It was a rough week. Mum started chemo. I searched for Bessie out on the farm (which we used to own but sold a while ago now) and had no luck. And I saw what has happened to my childhood farm.
I drove out to the old property and saw my old home for the first time. It used to be an oasis of green, loved. Now, it’s surrounded by dead lawn. Some of the bigger bushes and trees are alive, but a lot is dead. The house is covered in dust and spider nests. Many of the firebreaks we had around the house to protect it from bushfire are gone.
A good bushfire-safe home must have a tin roof (eucalyptus trees with all their oils love to spit out fire balls) and be surrounded by lawn. Outside the entire perimeter of the large garden you must have dirt – be it dirt roads or scarrowed land – on every side of the home. This acts as a firebreak. Without these 3 things, your house will burn if it is the path of the fire. Outside the firebreak you have a treeline to protect you from dust storms. These are quite far from the home.
(My aunt and I saw this 2 weeks ago. We drove towards it (along with loads of other cars) to find out it help was needed. It turned out to be a controlled crop burn. We breathed a sigh of relief. )
I’ve seen bush fire rage through a paddock of golden wheat in 20 minutes flat. And I’ve seen plenty of bushfires on our property over the years. So, I don’t really think they (new owners) have thought it through at all.
Banks are buying up huge (I’m talking tens of thousands of acres) swatches of land around Forbes. They are planting crops for their investors. They have pulled down all the fences inside the property and burned most of the trees in order to maximize every square meter for profit making.
I don’t know what they will do if they decide to sell the land. You can’t put sheep or cattle on it. No fencing, no shade for the animals. I’m also very worried about it from an environmental perspective.
(This photograph is looking out from the workshop. All that land is being prepared to plant a new crop.)
There weren’t many places for Bessie to be. There aren’t many trees left anywhere. She wasn’t around the old homestead. I searched all the dams and water holes near the entry road, as she loves being near water.

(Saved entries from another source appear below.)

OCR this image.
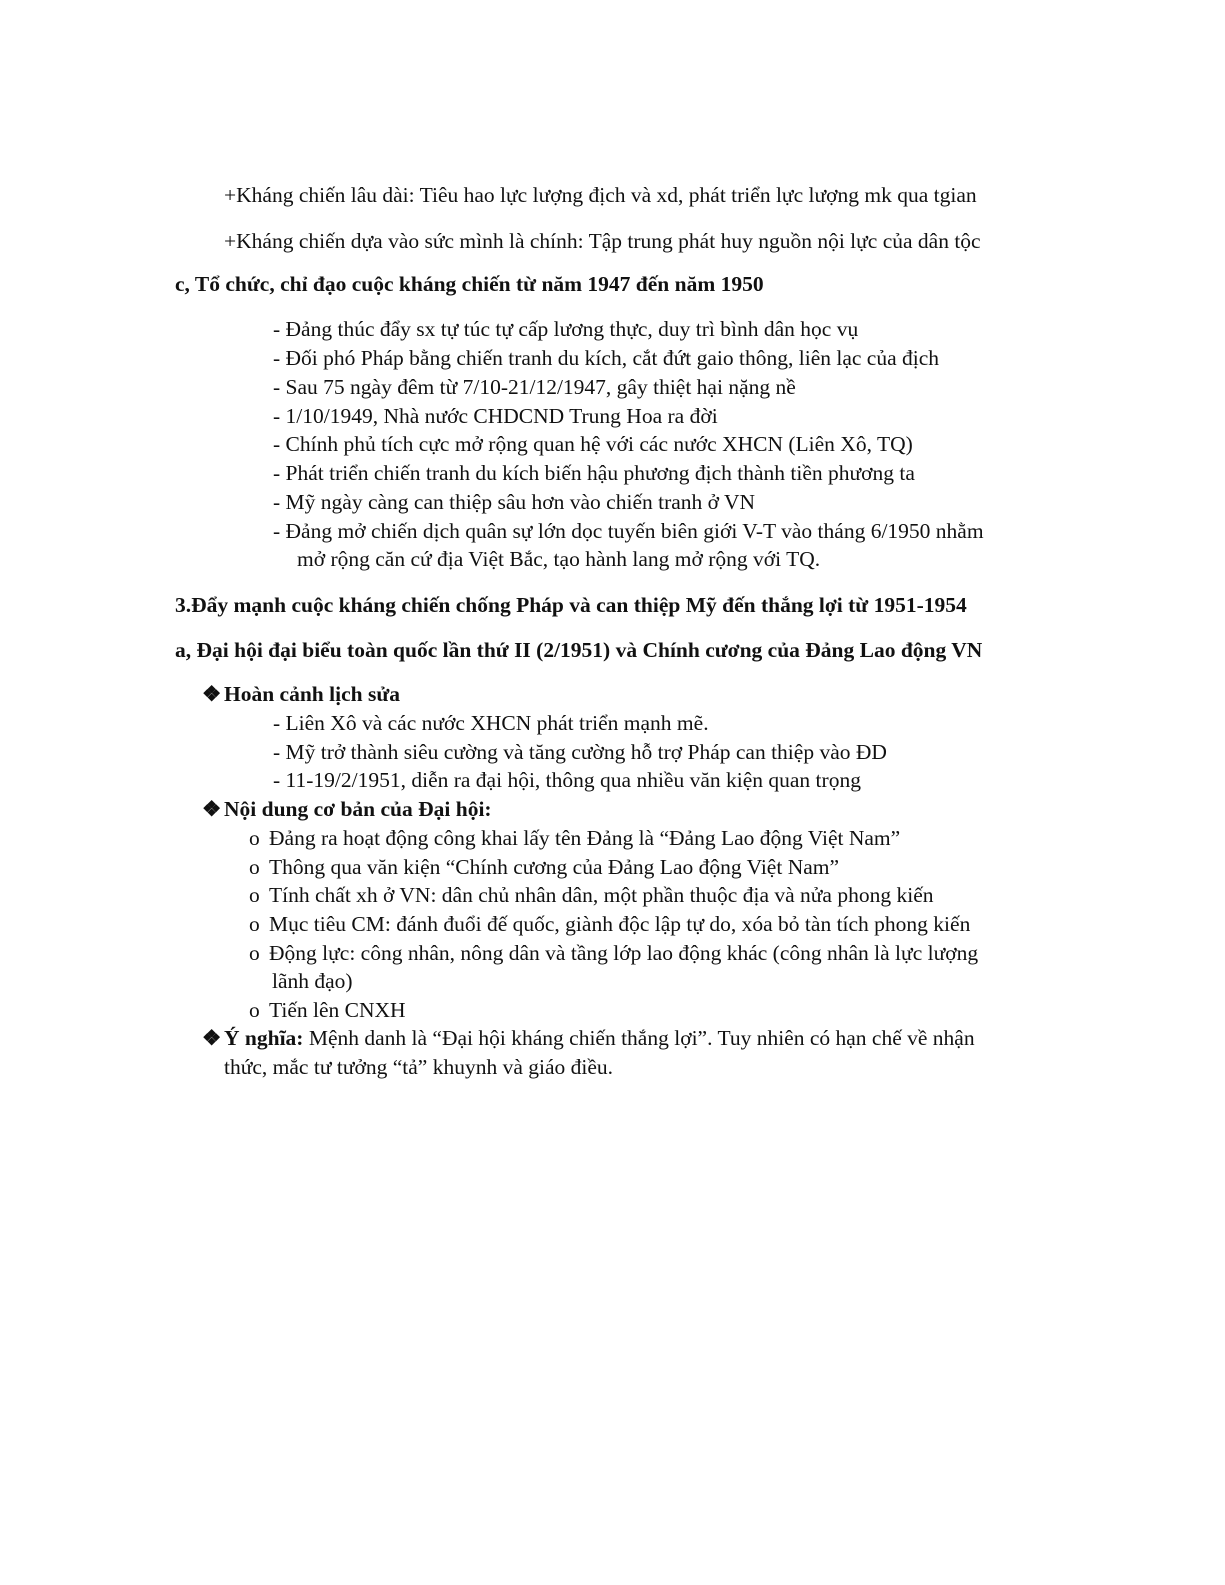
+Kháng chiến lâu dài: Tiêu hao lực lượng địch và xd, phát triển lực lượng mk qua tgian
+Kháng chiến dựa vào sức mình là chính: Tập trung phát huy nguồn nội lực của dân tộc
c, Tổ chức, chỉ đạo cuộc kháng chiến từ năm 1947 đến năm 1950
- Đảng thúc đẩy sx tự túc tự cấp lương thực, duy trì bình dân học vụ
- Đối phó Pháp bằng chiến tranh du kích, cắt đứt gaio thông, liên lạc của địch
- Sau 75 ngày đêm từ 7/10-21/12/1947, gây thiệt hại nặng nề
- 1/10/1949, Nhà nước CHDCND Trung Hoa ra đời
- Chính phủ tích cực mở rộng quan hệ với các nước XHCN (Liên Xô, TQ)
- Phát triển chiến tranh du kích biến hậu phương địch thành tiền phương ta
- Mỹ ngày càng can thiệp sâu hơn vào chiến tranh ở VN
- Đảng mở chiến dịch quân sự lớn dọc tuyến biên giới V-T vào tháng 6/1950 nhằm
mở rộng căn cứ địa Việt Bắc, tạo hành lang mở rộng với TQ.
3.Đẩy mạnh cuộc kháng chiến chống Pháp và can thiệp Mỹ đến thắng lợi từ 1951-1954
a, Đại hội đại biểu toàn quốc lần thứ II (2/1951) và Chính cương của Đảng Lao động VN
❖ Hoàn cảnh lịch sửa
- Liên Xô và các nước XHCN phát triển mạnh mẽ.
- Mỹ trở thành siêu cường và tăng cường hỗ trợ Pháp can thiệp vào ĐD
- 11-19/2/1951, diễn ra đại hội, thông qua nhiều văn kiện quan trọng
❖ Nội dung cơ bản của Đại hội:
o Đảng ra hoạt động công khai lấy tên Đảng là “Đảng Lao động Việt Nam”
o Thông qua văn kiện “Chính cương của Đảng Lao động Việt Nam”
o Tính chất xh ở VN: dân chủ nhân dân, một phần thuộc địa và nửa phong kiến
o Mục tiêu CM: đánh đuổi đế quốc, giành độc lập tự do, xóa bỏ tàn tích phong kiến
o Động lực: công nhân, nông dân và tầng lớp lao động khác (công nhân là lực lượng
lãnh đạo)
o Tiến lên CNXH
❖ Ý nghĩa: Mệnh danh là “Đại hội kháng chiến thắng lợi”. Tuy nhiên có hạn chế về nhận
thức, mắc tư tưởng “tả” khuynh và giáo điều.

We also searched the stockroute outside of the property. Stockroute is honest to goodness Australian bush. It is also called the Queen’s Land, (as in the Queen of England Land ) as it can’t be bought or sold. It’s called the stockroute as you can take cattle or sheep droving on it. You do this if you have drought in your area and can’t feed them. Often it is the only way to keep them alive, taking them to a greener area far away from you.
(This is a photo of a dam in the stock route. My Dad was actually paid to build this during drought years decades ago.)
I always said if things got much worse (back in my very scary health days) I’d get myself a motorbike, 6 dogs from the pound, a vehicle to live out of and go droving. “With my swag’all on my shoulder, black billy in my hand. I’ll travel the bushes of Australia like a true born ….” An old colonial song comes to mind.
But I never did. So it must have been just talk going on in my head. One of those fantasy life options you flesh out in your mind ~ when your lying in bed really ill thinking there must be a better way to live than what I’m doing right now. Thank goodness those days are over.
Everything has been done to find Bessie. We have had no luck. Notices went up at the vets. Ads put on the radio. She is a very friendly dog and I think someone has taken her. I trust she is in a good home. I haven’t given up all hope of finding Bessie, but I do think she is gone. Read my Packing Up the Farmhouse article and my original Bessie Has Gone Missing.
Seeing the old childhood home the way it was. My mother started her first chemo treatment after her operation. (I am staying in Forbes, looking after her. I haven’t made it up north yet to find a place to live. I am in between homes, so to speak.) Then not finding Bessie all got to me. And I melted into an emotional heap.